The board argued that when combined with continued ownership in Discovery Global, the Netflix deal delivers greater long-term value than Paramount Skydance’s $30-per-share all-cash offer.
Financial advisers used three valuation methodologies to assess Discovery Global, producing a range from a low of $1.33 per share to a high of $6.86 per share in the event of a future transaction.
Paramount has dismissed the valuation, arguing that the cable spin-off is effectively worthless and should not factor into shareholder decision-making.
Paramount Tender Offer Nears Deadline
As investors weigh the competing bids, Paramount filed a lawsuit on January 12 seeking to accelerate disclosure of Warner Bros. Discovery’s financial details. A Delaware judge rejected the request, ruling that Paramount failed to demonstrate irreparable harm.
Paramount Skydance’s tender offer is set to expire on January 21. The company did not immediately respond to a request for comment.
“Paramount will appeal to shareholders again, but without a higher price, the messaging will amount to window dressing,” said Emarketer analyst Ross Benes.
A shareholder vote later this year is expected to bring the standoff to a climax, particularly as investors reassess the long-term value of cable television assets.
Warner Bros. reiterated its rationale for rejecting Paramount’s proposal, stating that the $30-per-share offer failed to adequately compensate shareholders after accounting for execution risks, costs, and regulatory uncertainty.
“Netflix’s all-cash pivot is a smart move at a time when its falling share price had begun to weaken its negotiating position,” said Matt Britzman, senior equities analyst at Hargreaves Lansdown. “Cash removes uncertainty and is clearly more attractive to Warner Bros., even if regulatory scrutiny remains intense.”
A Netflix merger would leave the combined entity with approximately $85 billion in debt, compared with about $87 billion under a Paramount-led deal. However, Netflix’s $402 billion market capitalisation far exceeds Paramount’s $12.6 billion, giving it a stronger balance sheet.
The Netflix combination would also result in a lower leverage ratio — under four — compared with roughly seven under a Paramount transaction.
Netflix further agreed to allow Warner Bros. Discovery to reduce Discovery Global’s debt by $260 million, according to the filing.
Warner Bros. noted that Netflix holds an investment-grade credit rating, while Paramount’s bonds are rated junk by S&P and could face additional pressure.

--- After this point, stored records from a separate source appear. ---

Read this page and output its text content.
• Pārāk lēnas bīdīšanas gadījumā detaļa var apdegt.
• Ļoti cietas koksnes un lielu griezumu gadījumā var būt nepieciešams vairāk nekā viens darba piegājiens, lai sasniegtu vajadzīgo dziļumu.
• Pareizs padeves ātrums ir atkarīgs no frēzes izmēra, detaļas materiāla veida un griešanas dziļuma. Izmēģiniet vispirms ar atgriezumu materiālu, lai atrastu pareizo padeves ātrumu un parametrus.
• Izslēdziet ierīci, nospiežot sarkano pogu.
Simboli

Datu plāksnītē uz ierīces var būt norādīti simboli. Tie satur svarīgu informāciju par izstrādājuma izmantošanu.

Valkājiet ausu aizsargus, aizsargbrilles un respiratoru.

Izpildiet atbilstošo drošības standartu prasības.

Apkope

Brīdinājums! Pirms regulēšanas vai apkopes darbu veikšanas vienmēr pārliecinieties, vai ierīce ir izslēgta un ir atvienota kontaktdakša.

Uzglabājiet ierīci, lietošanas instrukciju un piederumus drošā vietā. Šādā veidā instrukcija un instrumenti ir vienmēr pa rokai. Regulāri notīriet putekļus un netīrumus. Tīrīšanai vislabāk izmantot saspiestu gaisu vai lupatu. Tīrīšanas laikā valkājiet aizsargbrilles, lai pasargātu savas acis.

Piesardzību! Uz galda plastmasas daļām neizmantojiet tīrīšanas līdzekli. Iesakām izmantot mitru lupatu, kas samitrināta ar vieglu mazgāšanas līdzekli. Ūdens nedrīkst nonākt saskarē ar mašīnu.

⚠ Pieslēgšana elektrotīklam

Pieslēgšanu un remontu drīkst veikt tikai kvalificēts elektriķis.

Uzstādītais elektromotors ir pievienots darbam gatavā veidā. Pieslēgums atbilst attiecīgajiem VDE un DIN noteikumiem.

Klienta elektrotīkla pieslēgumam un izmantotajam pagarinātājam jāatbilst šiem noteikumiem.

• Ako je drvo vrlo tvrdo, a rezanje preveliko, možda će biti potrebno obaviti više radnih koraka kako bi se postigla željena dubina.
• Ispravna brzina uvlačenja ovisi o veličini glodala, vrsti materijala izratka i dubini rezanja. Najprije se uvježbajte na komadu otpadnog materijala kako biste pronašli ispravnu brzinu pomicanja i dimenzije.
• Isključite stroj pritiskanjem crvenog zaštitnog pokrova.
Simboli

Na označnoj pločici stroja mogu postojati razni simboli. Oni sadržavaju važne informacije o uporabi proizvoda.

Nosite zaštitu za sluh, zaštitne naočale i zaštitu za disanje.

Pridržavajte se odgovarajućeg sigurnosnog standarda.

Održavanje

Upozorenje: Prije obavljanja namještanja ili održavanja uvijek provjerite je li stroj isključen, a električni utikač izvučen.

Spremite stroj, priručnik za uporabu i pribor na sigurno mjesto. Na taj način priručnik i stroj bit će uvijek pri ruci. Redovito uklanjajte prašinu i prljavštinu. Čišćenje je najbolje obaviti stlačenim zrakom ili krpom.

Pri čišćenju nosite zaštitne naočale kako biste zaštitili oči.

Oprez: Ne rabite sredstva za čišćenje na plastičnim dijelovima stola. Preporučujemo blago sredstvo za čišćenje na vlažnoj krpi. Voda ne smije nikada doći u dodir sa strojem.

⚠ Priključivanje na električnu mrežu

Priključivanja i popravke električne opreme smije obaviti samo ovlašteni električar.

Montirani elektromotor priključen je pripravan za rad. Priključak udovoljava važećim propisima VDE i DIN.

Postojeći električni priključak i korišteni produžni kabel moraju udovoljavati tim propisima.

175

Even if shareholders approve the deal, regulatory approval may prove challenging. Lawmakers across the political spectrum have warned that increased media consolidation could lead to higher consumer costs and reduced choice.
Paramount’s backers, the Ellison family, have argued that their bid faces fewer regulatory hurdles due to their political connections, including ties to former US President Donald Trump.